Par son montant vertigineux, la récente acquisition du service de messagerie instantanée Whatsapp par Facebook a relancé les interrogations sur l’existence, comme en 2000, d’une bulle Internet sur le point d’exploser. En y regardant de plus près, les journalistes économiques ont décelé de nombreux indices concordants étayant cette hypothèse. Forbes a fait remarquer qu’à16 milliards de dollars, cette fameuse acquisition s’est faite au prix faramineux de 345 millions de dollars par employé ! Des valorisations astronomiques signes d’une surenchère affranchie de tout lien avec la réalité économique, une course au positionnement de la part des géants du secteur qui fait fi des perspectives immédiates de rentabilité, voilà bien les classiques signes avant-coureurs d’une baudruche boursière susceptible de claquer entre les mains de ceux qui la manipulent.

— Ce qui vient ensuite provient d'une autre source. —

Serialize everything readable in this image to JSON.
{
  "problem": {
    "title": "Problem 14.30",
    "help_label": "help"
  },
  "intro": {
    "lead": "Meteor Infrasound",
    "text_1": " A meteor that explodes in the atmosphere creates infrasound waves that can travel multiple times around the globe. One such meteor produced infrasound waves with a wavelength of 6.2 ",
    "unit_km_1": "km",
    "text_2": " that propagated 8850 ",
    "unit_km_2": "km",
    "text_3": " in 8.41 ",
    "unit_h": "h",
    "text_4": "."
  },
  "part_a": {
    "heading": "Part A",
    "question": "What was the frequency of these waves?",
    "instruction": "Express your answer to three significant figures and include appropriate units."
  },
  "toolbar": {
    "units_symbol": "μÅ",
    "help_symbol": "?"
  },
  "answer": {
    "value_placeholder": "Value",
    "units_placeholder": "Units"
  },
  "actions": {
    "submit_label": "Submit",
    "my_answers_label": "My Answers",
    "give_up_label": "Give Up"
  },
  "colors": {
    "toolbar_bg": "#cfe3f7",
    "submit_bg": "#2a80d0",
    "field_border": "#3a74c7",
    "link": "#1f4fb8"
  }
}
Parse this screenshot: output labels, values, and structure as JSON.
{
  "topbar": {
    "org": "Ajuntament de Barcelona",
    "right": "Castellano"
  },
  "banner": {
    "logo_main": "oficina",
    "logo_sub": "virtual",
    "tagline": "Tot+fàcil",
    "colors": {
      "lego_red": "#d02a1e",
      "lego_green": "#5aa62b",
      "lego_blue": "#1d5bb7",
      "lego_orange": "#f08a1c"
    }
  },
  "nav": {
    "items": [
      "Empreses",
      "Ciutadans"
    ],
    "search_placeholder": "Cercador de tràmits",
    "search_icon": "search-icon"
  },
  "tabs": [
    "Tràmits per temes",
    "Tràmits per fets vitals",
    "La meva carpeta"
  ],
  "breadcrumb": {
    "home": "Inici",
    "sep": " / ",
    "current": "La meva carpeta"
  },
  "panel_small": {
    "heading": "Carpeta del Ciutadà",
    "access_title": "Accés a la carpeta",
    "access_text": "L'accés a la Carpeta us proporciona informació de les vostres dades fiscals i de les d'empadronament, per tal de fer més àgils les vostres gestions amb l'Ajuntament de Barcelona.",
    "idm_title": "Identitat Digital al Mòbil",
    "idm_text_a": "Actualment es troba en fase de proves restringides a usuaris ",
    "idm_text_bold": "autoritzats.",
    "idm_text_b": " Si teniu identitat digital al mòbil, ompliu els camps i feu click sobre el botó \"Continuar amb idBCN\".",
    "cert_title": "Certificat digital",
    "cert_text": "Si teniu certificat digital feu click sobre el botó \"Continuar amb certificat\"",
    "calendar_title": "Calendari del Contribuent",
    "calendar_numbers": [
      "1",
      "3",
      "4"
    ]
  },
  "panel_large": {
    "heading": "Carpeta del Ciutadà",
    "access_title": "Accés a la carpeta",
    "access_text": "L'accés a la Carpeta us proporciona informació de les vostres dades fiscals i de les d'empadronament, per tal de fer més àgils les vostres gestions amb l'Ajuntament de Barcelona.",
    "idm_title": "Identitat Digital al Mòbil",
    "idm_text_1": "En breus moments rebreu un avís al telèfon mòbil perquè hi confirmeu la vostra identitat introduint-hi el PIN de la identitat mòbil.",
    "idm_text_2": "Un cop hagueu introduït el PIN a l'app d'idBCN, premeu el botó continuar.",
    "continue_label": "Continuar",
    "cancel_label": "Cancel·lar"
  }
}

Signe que les arguments en faveur de l’existence d’une telle bulle ont ébranlé plus d’un investisseur ces dernières semaines, plusieurs valeurs phares du NASDAQ ont piqué du nez. Twitter, qui avait dans un premier temps réussi son entrée en bourse malgré des résultats mitigés, a perdu la moitié de sa capitalisation en quelque trois mois. Facebook a reculé de 20 pour cent depuis début mars, alors que ses revenus publicitaires sur mobiles ont été jugés particulièrement prometteurs. Le paysage est contrasté.
La valse des introductions en bourse et des fusions-acquisitions semble vouloir se poursuivre, mais en soi cela ne protège pas le secteur d’une déconvenue comparable à celle qu’il a connue il y une quinzaine d’années. Le magazine Business Insider fait ainsi remarquer, tout en reconnaissant que cela peut n’être qu’une coïcidence, que la dernière fois que l’indice NASDAQ a atteint les 4 000 points, c’était précisément fin 1999 début 2000, juste avant l’explosion de la bulle. Le New York Times fait remarquer que si on prend en compte l’inflation il n’est encore qu’à 40 pour cent de ce sommet. 2012 a vu des introductions en bourse pour un montant record, tandis que le nombre d’IPO a atteint un chiffre inégalé en 2013.
Selon Business Insider, le marché du travail est invraisemblablement porteur pour les programmeurs doués : certains se font offrir un Tesla, coûteux bolide électrique de fabrication californienne, comme complément à leur salaire ; le « vp engineering » de Facebook, Mike Schroepfer, a gagné 24,4 millions de dollars en 2011. Et un programmeur de Google a refusé un job à 500 000 dollars dans une start-up parce qu’il touche déjà 3 millions de dollars en actions et primes.
Robert Cyran, dans le New York Times, croit cependant déceler des différences fondamentales avec la situation de 1999/2000. Pour lui, l’effervescence en cours est centrée sur l’utilisation des données – du coup, s’agissant d’un exercice somme toute bon marché, le risque de découvrir des trous béants dans les bilans des entreprises-phares du secteur est réduit : ces grands groupes sont bien nantis et ne risquent donc pas de se faire rattraper par leur dette. Robert Cyran reconnaît qu’une interruption de la forte hausse des valorisations des grands groupes de technologie pourrrait enclencher un effondrement boursier général, mais si cela se produit « cette fois ce ne sera pas le secteur technologique qui causera des dégâts graves ».
En décembre 2013, le magazine Wired se demandait déjà si 2014 allait être l’année de l’éclatement de la bulle. Sans écarter catégoriquement l’hypothèse, il faisait valoir que contrairement à ce qui se passait il y a quinze ans, les entreprises techno vedettes du jour ont au moins de modèles d’affaires plausibles et faciles à décrire. « Dropbox (d’ailleurs candidat à une prochaine introduction en bourse) facture des abonnements de stockage de données en ligne. Uber prend une commission sur chaque course, Square prend une commission sur chaque transaction par carte de crédit. Certaines sont un peu floues – on pense à Pinterest – mais il n’y a tout simplement pas le même sentiment d’absurdité » qu’au tournant du siècle, faisait valoir Wired.